Un ministre israélien a été limogé par Netanyahou pour avoir envisagé comme une option, le largage d’une bombe atomique sur Gaza regrettant que les représailles israéliennes dans le territoire ne soient pas plus dures. Certes, ce ministre n’est plus au gouvernement, mais nous en sommes désormais à plus de 15 000 Palestiniens morts, dont plus d’un tiers d’enfants soit plus de 10 Palestiniens morts pour 1 Israélien le 7 octobre. Du reste, pourquoi une bombe atomique lorsque la 5e armée du monde détruit méthodiquement toute la bande de Gaza et s’attaque à une population qui n’a pas d’armée et qui est à la merci d’un groupe salafiste, le Hamas, qui lui impose la loi islamique et ne les défend pas ?
S’il n’y avait pas eu les otages, ce ministre aurait-il sauté ? Pas sûr. Mais les familles ont été outrées par ses autres paroles : « Dans une guerre, il y a un prix à payer. Pourquoi les vies des otages (...) sont-elles plus importantes que celles de nos soldats ? » Netanyahou pouvait-il accepter que ces paroles soient professées ? Évidemment non, car des étrangers se trouvent parmi les otages. Mais renvoyer un ministre, est-ce protéger les otages quand on voit les frappes indiscriminées israéliennes ? L’armée israélienne ne sait pas où sont cachés les otages. Cela veut dire que les bombes peuvent avoir déjà tué nombre d’entre eux. À la fin du mois d’octobre, une estimation indiquait la destruction de 45 % des habitations de la bande de Gaza. Il y a tout lieu de se poser la question sur la réelle volonté de Netanyahou à protéger la vie des otages. Il y a même lieu à se demander si, lui-même, n’a pas déjà accepté que les otages soient comptés comme victimes collatérales. Notamment lorsqu’on voit qu’une cinquantaine de journalistes ont déjà été tués ainsi que des membres de l’ONU.
Rétablissons rapidement deux ou trois vérités sur cette guerre soi-disant commencée le 7 octobre. D’une la guerre n’a pas commencé le 7 octobre, mais dès la création d’Israël le 14 avril 1948. De deux, les colons sont les Israéliens qui grignotent petit à petit le territoire palestinien depuis 1948. Ce territoire dévolu à la Palestine a donc déjà été réduit de plus de la moitié du seul fait des Israéliens. De trois, tout est prétexte pour Israël de coloniser. Ainsi les actes de terrorisme du Hamas. L’objectif est cette fois de vider la bande de Gaza en expulsant les Gazaouis en Égypte pour la coloniser et s’approprier la nouvelle réserve pétrolière découverte au large de Gaza. Sans parler que la colonisation redouble actuellement en Cisjordanie, ce qui n’a rien à voir avec un quelconque droit de défense. De quatre, les membres actuels du gouvernement sionistes messianiques (ceux qu’on appelle les suprémacistes) et ultraorthodoxes ne se sont jamais cachés que leur objectif était d’éliminer toute présence d’Arabe sur le territoire que leur a promis Dieu. C’est-à-dire la totalité du territoire situé à l’ouest du Jourdain (une fois atteint cet objectif, ne doutons pas un seul instant que leur revendication se portera sur toute la Jordanie). De cinq, Netanyahou a présenté en septembre aux Nations Unies la carte du Nouveau Moyen-Orient sur laquelle Israël recouvre entièrement la Palestine alors qu’il était en train de conclure des accords avec l’Arabie saoudite et les Émirats arabes unis qui s’apprêtaient à laisser tomber les Palestiniens.
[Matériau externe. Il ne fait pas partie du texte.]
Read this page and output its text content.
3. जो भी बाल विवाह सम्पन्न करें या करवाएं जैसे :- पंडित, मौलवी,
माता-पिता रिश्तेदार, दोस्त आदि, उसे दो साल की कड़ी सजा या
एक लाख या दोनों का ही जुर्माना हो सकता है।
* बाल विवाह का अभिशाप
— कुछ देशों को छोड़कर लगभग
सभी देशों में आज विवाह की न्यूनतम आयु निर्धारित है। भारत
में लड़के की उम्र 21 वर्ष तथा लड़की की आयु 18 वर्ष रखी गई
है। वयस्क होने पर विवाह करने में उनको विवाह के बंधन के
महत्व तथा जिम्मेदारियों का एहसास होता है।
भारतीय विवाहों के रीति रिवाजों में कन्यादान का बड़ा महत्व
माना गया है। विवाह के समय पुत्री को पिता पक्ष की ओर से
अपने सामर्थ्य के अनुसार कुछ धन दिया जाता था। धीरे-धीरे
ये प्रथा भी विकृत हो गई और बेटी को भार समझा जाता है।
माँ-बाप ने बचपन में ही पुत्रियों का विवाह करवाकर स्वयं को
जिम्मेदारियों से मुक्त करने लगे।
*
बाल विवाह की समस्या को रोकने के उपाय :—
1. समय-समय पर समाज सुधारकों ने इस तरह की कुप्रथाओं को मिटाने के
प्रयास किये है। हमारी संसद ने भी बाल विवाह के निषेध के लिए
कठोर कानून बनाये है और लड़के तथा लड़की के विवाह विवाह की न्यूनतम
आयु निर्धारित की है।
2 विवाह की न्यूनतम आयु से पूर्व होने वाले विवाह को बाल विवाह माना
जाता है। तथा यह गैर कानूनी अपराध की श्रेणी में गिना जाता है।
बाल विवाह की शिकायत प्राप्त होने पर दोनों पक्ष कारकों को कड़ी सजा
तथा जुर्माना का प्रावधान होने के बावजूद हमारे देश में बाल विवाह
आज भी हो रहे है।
Ce détour sur les raisons de cette guerre du 7 octobre ne veut montrer que si l’attaque du Hamas est sans excuse, elle n’est pas sans cause et que nous sommes malheureusement dans une suite logique de deux partis qui s’affrontent, Israël étant l’occupant colonisateur et les Palestiniens les victimes d’un non-respect permanent du droit international par Israël. Depuis 75 ans, Israël empêche la création de l’État palestinien qui avait été prévu par la résolution 181 de l’ONU. La dernière stratégie de Netanyahou ayant été de favoriser le Hamas pour rendre impossible la création de cet État palestinien. On voit ce que cela a produit...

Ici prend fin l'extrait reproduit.